THE GREAT TREASURY RAID

By

Pub Date: Feb. 24th, 1964
Publisher: Random House

This is a book to wince at. What Mr. Stern has to communicate hurts us all in that most sensitive area, the wallet. Tax loopholes-- or as the author chooses to term them ""tax preferences""--are costing the U.S. Treasury a whopping forty billion dollars a year; which means, of course, that those of us who can't take advantage of such special treatment must pay for those who can. Mr. Stern does not debate the questions of how much the government should spend, how high the tax rates should be, or even whether they should be graduated. His main point is that once Congress sets those rates, they ""should be applied as uniformly as possible to all citizens"". His tour of inequities, from mineral depletion allowances to the sort of tailor-made amendment which saved Louis B. Mayer two million dollars is brilliantly witty and deliberately infuriating.

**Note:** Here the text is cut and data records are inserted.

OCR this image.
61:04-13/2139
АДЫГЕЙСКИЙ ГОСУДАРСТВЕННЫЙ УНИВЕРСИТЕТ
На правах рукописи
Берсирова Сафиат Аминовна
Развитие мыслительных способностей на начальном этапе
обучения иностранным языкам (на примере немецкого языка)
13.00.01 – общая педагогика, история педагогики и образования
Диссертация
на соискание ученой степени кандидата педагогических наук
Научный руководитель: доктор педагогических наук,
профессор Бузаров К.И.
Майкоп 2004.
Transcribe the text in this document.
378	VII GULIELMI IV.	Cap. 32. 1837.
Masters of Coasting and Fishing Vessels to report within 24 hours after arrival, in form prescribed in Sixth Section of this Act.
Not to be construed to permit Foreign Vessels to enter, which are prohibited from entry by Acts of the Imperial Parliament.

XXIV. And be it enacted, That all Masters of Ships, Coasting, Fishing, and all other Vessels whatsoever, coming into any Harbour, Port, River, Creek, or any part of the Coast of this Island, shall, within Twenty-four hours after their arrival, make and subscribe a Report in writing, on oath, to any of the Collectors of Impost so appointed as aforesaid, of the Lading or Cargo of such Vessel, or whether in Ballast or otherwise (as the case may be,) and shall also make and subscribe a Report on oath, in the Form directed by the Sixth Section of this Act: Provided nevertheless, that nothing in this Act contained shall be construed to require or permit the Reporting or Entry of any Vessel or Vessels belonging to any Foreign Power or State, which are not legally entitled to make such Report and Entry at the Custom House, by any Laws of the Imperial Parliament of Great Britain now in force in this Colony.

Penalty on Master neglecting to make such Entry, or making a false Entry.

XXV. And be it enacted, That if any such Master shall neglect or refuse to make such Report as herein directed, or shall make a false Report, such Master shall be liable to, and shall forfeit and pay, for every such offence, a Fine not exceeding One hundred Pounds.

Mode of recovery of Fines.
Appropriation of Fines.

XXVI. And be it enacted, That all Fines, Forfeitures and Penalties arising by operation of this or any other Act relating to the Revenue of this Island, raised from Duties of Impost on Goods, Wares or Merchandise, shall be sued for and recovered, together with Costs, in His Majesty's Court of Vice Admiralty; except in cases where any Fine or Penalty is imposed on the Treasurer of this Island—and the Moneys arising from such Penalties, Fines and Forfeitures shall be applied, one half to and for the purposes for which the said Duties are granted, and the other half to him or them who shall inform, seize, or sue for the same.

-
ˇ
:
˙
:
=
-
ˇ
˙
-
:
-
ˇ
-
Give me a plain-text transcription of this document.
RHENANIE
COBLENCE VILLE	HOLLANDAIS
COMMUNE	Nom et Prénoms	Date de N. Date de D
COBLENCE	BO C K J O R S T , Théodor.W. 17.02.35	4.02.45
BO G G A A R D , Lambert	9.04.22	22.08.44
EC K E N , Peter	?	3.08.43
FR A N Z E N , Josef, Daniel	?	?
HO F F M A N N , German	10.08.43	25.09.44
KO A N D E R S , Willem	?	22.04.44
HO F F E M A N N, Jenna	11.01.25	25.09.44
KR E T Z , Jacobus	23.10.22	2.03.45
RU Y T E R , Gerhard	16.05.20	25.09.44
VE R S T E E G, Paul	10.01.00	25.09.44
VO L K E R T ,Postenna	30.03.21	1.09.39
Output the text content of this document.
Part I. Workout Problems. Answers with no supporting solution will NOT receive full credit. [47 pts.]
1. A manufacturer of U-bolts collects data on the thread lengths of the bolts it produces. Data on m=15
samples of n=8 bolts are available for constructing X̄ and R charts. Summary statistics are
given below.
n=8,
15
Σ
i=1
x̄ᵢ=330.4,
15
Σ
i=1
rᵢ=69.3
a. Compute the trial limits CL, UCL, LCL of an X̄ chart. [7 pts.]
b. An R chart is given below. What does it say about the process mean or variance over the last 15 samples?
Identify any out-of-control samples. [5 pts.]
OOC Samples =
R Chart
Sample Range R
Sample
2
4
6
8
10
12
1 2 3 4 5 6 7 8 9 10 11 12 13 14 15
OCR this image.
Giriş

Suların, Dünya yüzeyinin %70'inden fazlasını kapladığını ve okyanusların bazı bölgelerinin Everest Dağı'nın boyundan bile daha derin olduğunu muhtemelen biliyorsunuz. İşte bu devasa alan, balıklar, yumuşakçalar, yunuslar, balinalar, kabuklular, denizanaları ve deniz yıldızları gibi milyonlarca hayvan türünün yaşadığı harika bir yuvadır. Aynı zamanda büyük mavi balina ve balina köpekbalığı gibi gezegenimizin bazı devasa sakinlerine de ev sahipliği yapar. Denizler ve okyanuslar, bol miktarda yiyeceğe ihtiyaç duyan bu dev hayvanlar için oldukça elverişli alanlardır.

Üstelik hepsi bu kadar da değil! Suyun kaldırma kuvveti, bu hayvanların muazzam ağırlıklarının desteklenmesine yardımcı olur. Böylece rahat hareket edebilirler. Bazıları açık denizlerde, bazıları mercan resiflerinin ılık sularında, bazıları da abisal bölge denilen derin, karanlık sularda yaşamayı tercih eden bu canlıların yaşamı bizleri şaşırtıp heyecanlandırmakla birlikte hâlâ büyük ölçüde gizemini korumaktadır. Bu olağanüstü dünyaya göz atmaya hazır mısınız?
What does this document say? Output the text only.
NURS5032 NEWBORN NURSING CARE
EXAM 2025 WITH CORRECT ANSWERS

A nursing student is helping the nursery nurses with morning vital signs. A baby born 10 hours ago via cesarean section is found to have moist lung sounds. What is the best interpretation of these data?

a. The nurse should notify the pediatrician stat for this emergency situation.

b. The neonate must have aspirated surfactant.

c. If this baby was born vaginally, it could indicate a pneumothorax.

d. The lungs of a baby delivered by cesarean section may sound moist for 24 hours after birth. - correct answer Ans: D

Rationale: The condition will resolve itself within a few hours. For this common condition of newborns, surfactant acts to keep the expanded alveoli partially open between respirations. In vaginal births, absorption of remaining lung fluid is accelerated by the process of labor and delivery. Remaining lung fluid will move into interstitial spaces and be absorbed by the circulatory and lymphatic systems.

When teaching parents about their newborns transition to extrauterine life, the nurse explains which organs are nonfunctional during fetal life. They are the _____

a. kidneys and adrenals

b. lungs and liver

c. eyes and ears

The greatest injustice, he thinks, is in the capital gains system, the abolition of which he feels would be ""the single greatest tax reform this nation could undertake"". But this is no hasty diatribe directed at a few glaring faults; instead, it is a vastly informative survey of every aspect of individual taxation, and wherever two sides of an argument exist, the one with which the author does not agree is indicated fairly, if not fully described. Best of all, Mr. Stern has accomplished the impossible feat of translating an intensely dry and complex subject into extremely readable form.